拉丁語法的指路明燈 - 《華爾街日報》
Gerard Gayou
2008年夏天,沒有什麼比學習拉丁語語法更讓我感到無聊的了。作為高中課程的一部分,我需要選修一門外語,而我極不情願選擇一門已消亡的語言。於是,我轉而選擇了漢語普通話,這個青春期的突發奇想塑造了我年輕的成年生活。我在大學繼續學習漢語,畢業後又在中國大陸工作。
然而,上帝的安排往往神秘莫測。就在我逃離高中拉丁語課程的十年後,我震驚地發現自己竟在美國天主教大學的一門拉丁語課程中背誦動詞變位表。當時我剛進入神學院,立志成為一名天主教神父,而拉丁語學習是必修課。我彷彿能體會先知約拿的心情——他因違背上帝旨意逃往遠方而被大魚吞沒。正如托馬斯·肯皮斯在《效法基督》中所寫:“謀事在人,成事在天。“但四年後,這次不情不願的古語言探索卻讓我受益匪淺,甚至感到振奮。

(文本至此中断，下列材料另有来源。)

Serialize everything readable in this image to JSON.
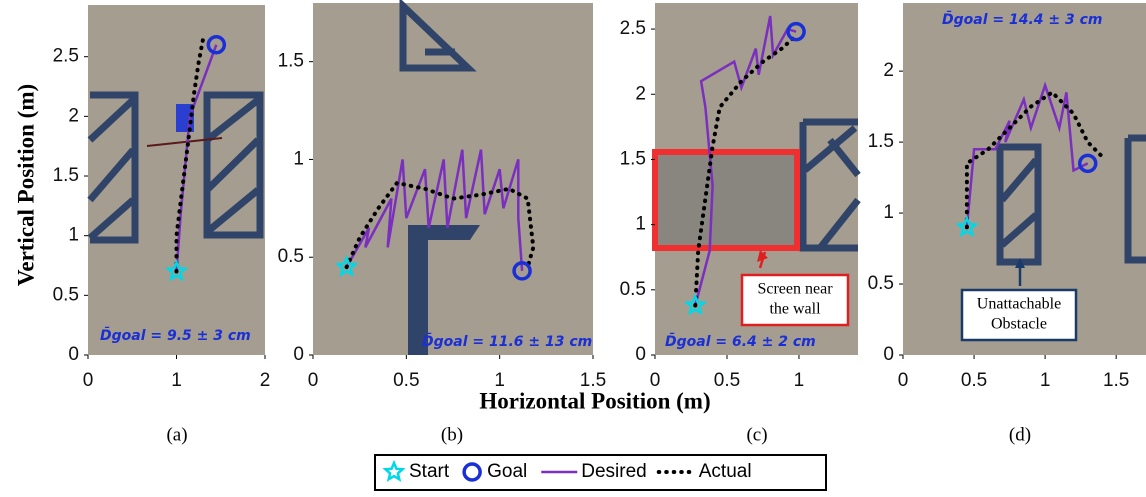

原以為學過漢語後拉丁語會很簡單,畢竟漢語是聲調語言且沒有字母系統。但拉丁語使用者像現代羅曼語族一樣要變位動詞,這對漢語學習者而言是個巨大轉變。中文動詞沒有時態變化。無論是我吃、你吃過還是我們將要吃豬肉餃子,動詞"吃"始終保持原形,僅靠語境和助詞來區分時態。而拉丁語動詞能精煉地表達時間和主語,造就簡潔有力的句式。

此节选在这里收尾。